The controller is multithreaded, creating many threads internally. For example, the controller needs to create a Socket connection for each Broker and then create a dedicated thread to send specific requests to those brokers. If there are many brokers in the cluster, more threads need to be created on the controller side.

In addition, the session that the controller connects to ZooKeeper also creates a separate thread to handle notification callbacks from the Watch mechanism. In addition to these threads, the controller creates additional I/O threads for topic deletion.

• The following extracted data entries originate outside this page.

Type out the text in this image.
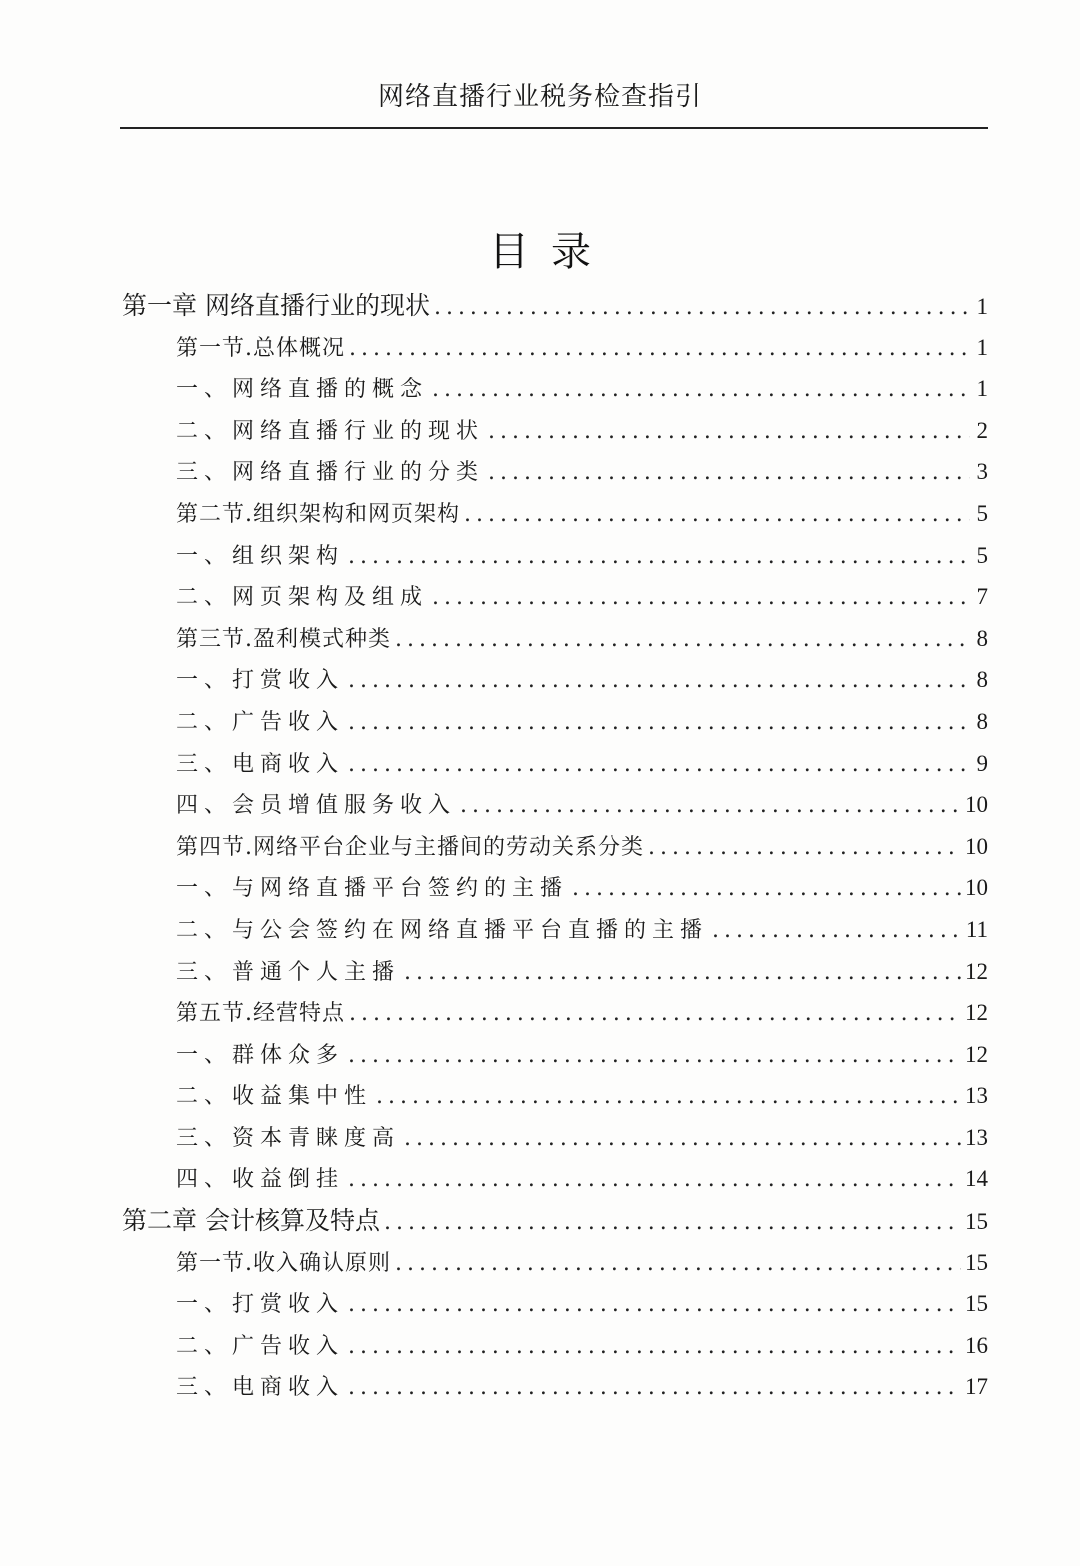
网络直播行业税务检查指引
目录
第一章 网络直播行业的现状 .....	1
第一节.总体概况 .....	1
一、网络直播的概念 .....	1
二、网络直播行业的现状 .....	2
三、网络直播行业的分类 .....	3
第二节.组织架构和网页架构 .....	5
一、组织架构 .....	5
二、网页架构及组成 .....	7
第三节.盈利模式种类 .....	8
一、打赏收入 .....	8
二、广告收入 .....	8
三、电商收入 .....	9
四、会员增值服务收入 .....	10
第四节.网络平台企业与主播间的劳动关系分类 .....	10
一、与网络直播平台签约的主播 .....	10
二、与公会签约在网络直播平台直播的主播 .....	11
三、普通个人主播 .....	12
第五节.经营特点 .....	12
一、群体众多 .....	12
二、收益集中性 .....	13
三、资本青睐度高 .....	13
四、收益倒挂 .....	14
第二章 会计核算及特点 .....	15
第一节.收入确认原则 .....	15
一、打赏收入 .....	15
二、广告收入 .....	16
三、电商收入 .....	17
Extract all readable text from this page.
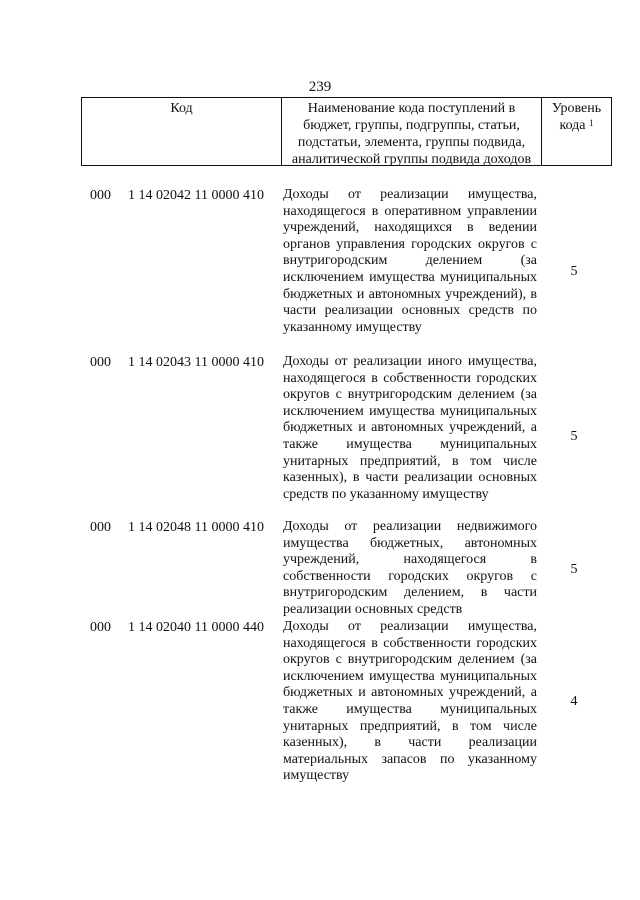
239
Код	Наименование кода поступлений в бюджет, группы, подгруппы, статьи, подстатьи, элемента, группы подвида, аналитической группы подвида доходов
Уровень кода $^1$
000 1 14 02042 11 0000 410 Доходы от реализации имущества, находящегося в оперативном управлении учреждений, находящихся в ведении органов управления городских округов с внутригородским делением (за исключением имущества муниципальных бюджетных и автономных учреждений), в части реализации основных средств по указанному имуществу
5
000 1 14 02043 11 0000 410 Доходы от реализации иного имущества, находящегося в собственности городских округов с внутригородским делением (за исключением имущества муниципальных бюджетных и автономных учреждений, а также имущества муниципальных унитарных предприятий, в том числе казенных), в части реализации основных средств по указанному имуществу
5
000 1 14 02048 11 0000 410 Доходы от реализации недвижимого имущества бюджетных, автономных учреждений, находящегося в собственности городских округов с внутригородским делением, в части реализации основных средств
5
000 1 14 02040 11 0000 440 Доходы от реализации имущества, находящегося в собственности городских округов с внутригородским делением (за исключением имущества муниципальных бюджетных и автономных учреждений, а также имущества муниципальных унитарных предприятий, в том числе казенных), в части реализации материальных запасов по указанному имуществу
4
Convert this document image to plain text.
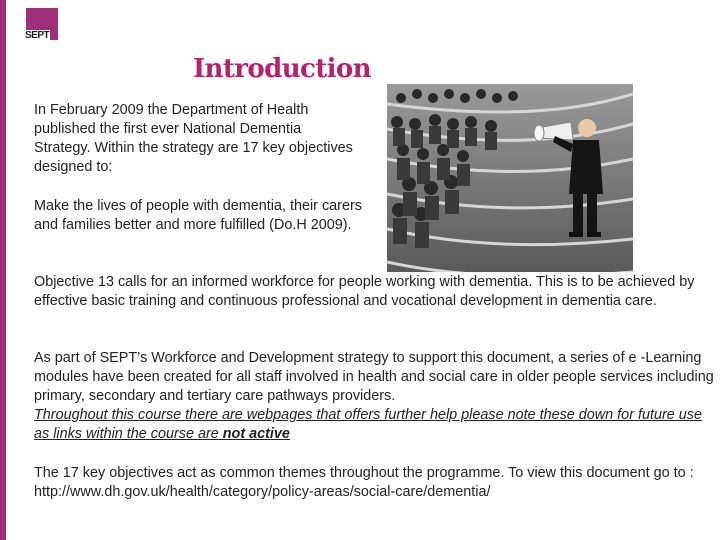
SEPT
Introduction

In February 2009 the Department of Health published the first ever National Dementia Strategy. Within the strategy are 17 key objectives designed to:

Make the lives of people with dementia, their carers and families better and more fulfilled (Do.H 2009).

Objective 13 calls for an informed workforce for people working with dementia. This is to be achieved by effective basic training and continuous professional and vocational development in dementia care.

As part of SEPT’s Workforce and Development strategy to support this document, a series of e -Learning modules have been created for all staff involved in health and social care in older people services including primary, secondary and tertiary care pathways providers.
Throughout this course there are webpages that offers further help please note these down for future use as links within the course are not active

The 17 key objectives act as common themes throughout the programme. To view this document go to : http://www.dh.gov.uk/health/category/policy-areas/social-care/dementia/
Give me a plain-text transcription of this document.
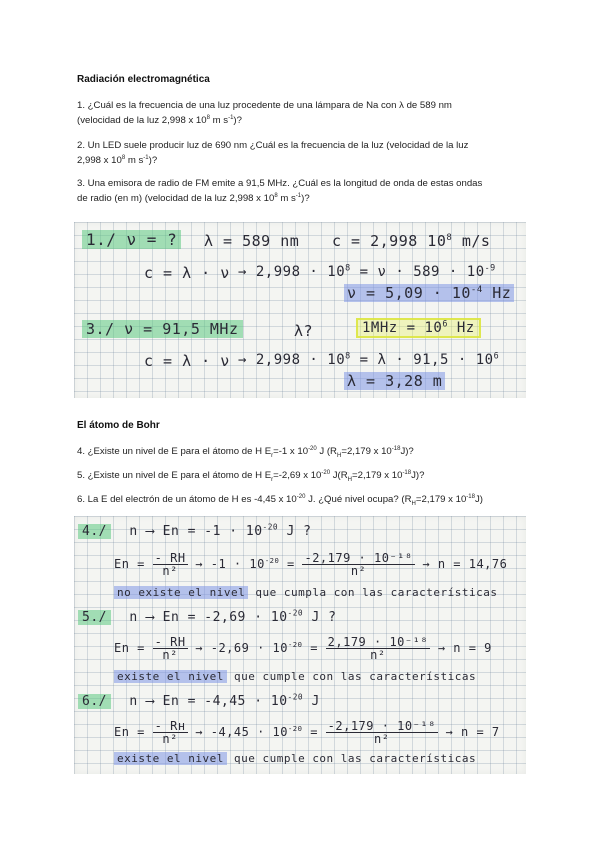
Radiación electromagnética
1. ¿Cuál es la frecuencia de una luz procedente de una lámpara de Na con λ de 589 nm
(velocidad de la luz 2,998 x $10^8$ m $s^{-1}$)?
2. Un LED suele producir luz de 690 nm ¿Cuál es la frecuencia de la luz (velocidad de la luz
2,998 x $10^8$ m $s^{-1}$)?
3. Una emisora de radio de FM emite a 91,5 MHz. ¿Cuál es la longitud de onda de estas ondas
de radio (en m) (velocidad de la luz 2,998 x $10^8$ m $s^{-1}$)?
1./ ν = ? λ = 589 nm c = 2,998 $10^8$ m/s
$c = \lambda \cdot \nu \to 2,998 \cdot 10^8 = \nu \cdot 589 \cdot 10^{-9}$
$\nu = 5,09 \cdot 10^{-4}$ Hz
3./ ν = 91,5 MHz	λ?	$1MHz = 10^6$ Hz
$c = \lambda \cdot \nu \to 2,998 \cdot 10^8 = \lambda \cdot 91,5 \cdot 10^6$
λ = 3,28 m
El átomo de Bohr
4. ¿Existe un nivel de E para el átomo de H $E_r=-1$ x $10^{-20}$ J ($R_H=2,179$ x $10^{-18}J$)?
5. ¿Existe un nivel de E para el átomo de H $E_r=-2,69$ x $10^{-20}$ $J(R_H=2,179$ x $10^{-18}J$)?
6. La E del electrón de un átomo de H es -4,45 x $10^{-20}$ J. ¿Qué nivel ocupa? ($R_H=2,179$ x $10^{-18}J$)
4./ n ⟶ $En = -1 \cdot 10^{-20}$ J ?
$En = \frac{- RH}{\text{n²}} \to -1 \cdot 10^{-20} = \frac{\text{-2,179 · 10⁻¹⁸}}{\text{n²}} \to n = 14,76$
no existe el nivel que cumpla con las características
5./ n ⟶ $En = -2,69 \cdot 10^{-20}$ J ?
$En = \frac{- RH}{\text{n²}} \to -2,69 \cdot 10^{-20} = \frac{\text{2,179 · 10⁻¹⁸}}{\text{n²}} \to n = 9$
existe el nivel que cumple con las características
6./ n ⟶ $En = -4,45 \cdot 10^{-20}$ J
$En = \frac{- Rн}{\text{n²}} \to -4,45 \cdot 10^{-20} = \frac{\text{-2,179 · 10⁻¹⁸}}{\text{n²}} \to n = 7$
existe el nivel que cumple con las características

Worse than the multithreaded design, these threads also access the shared controller cache data. As we all know, multi-threaded access to shared mutable data is the biggest difficulty in maintaining thread safety. To protect data security, controllers have to make extensive use of ReentrantLock synchronization in their code, which further slows down the processing of the entire controller.

For these reasons, the community reworked the underlying controller design in 0.11. The biggest improvement was to change the multi-threaded scheme to a single-thread + queue approach to handle these common resources (Topic operations, etc.).

The main benefit of this solution is that the state stored in the controller cache is handled by only one thread, so there is no need for a heavyweight thread synchronization mechanism to maintain thread safety. Kafka no longer has to worry about multi-threaded concurrent access, which is very useful for the community to locate and diagnose controller problems.